Another thing we’ve decided to bump up in priority is stabilizing the download queue. Our current problem is that NA2 and the NTK Daemon are sharing bits of the functionality, which leads to inconsistencies in our diagnostics tracking, downloads disappearing when closing an NA2 session, as well as creating difficulties in testing and quality assurance. We will move this functionality completely into the Daemon, while also addressing bugs and making minor improvements, such as retrying failed deployments in cases where the network connection was lost. So far, we’ve found several major improvements we can make, and are excited to ship this in Q2.
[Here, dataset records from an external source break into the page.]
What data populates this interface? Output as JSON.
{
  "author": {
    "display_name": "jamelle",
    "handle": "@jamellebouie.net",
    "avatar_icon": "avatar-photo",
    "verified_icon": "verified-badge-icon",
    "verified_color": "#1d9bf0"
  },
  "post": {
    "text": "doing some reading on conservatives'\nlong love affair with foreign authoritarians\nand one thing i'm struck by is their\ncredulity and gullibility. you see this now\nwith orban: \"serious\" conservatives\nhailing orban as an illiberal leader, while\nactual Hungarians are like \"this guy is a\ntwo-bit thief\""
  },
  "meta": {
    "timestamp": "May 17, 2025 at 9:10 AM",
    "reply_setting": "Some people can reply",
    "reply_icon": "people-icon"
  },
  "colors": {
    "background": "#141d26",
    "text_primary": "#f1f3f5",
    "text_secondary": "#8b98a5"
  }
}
But even more exciting is the fact that we finalized UX discussions about uninstall, which means work can get started. For Q2, we intend to give you the ability to uninstall products, starting with content products and progressing through all other types of products.
And lastly, I’m loving the response to our transparency efforts! To make sure you’re in the loop for all the exciting things happening in Native Access, here’s a preview of the current initiatives we’re working on:
Note: The order of topics and priorities are not fully locked in and subject to change. Everything in progress is in active development. No accurate time frame can be given at this stage.
And of course, a reminder that our team reads all incoming feedback, so please do drop a feature request here if you have one. For any support you might need, please visit our support channel and drop a ticket there. The support team has been helping us tremendously by keeping an eye on emerging concerns, frustrations, and negative trends, and we couldn’t do all that we’re doing without them.
Native Access 2 is fulfilling its promise to be more transparent. This quarter we’ve given you a glimpse into our startup issues, and next quarter we’ll talk more about how we’ve been tackling our shortcomings with deployment success rate.
A few important things: with 3.3.0, we deprecated Rosetta 2 and officially dropped support for Mac OS X 10.14. You should be able to use Native Access still, but for any issues you might face we’ll implore you to update your operating system first. Additionally, add serial messaging is now more complete, so you’ll get more clear feedback if something goes wrong, and the ability to take action. Please look out for our release notes of any bug fixes that might solve some concerns you are facing, as we’re hard at work trying to make things better.
Eager to see your feedback and discussions down below. Really enjoyed it last time!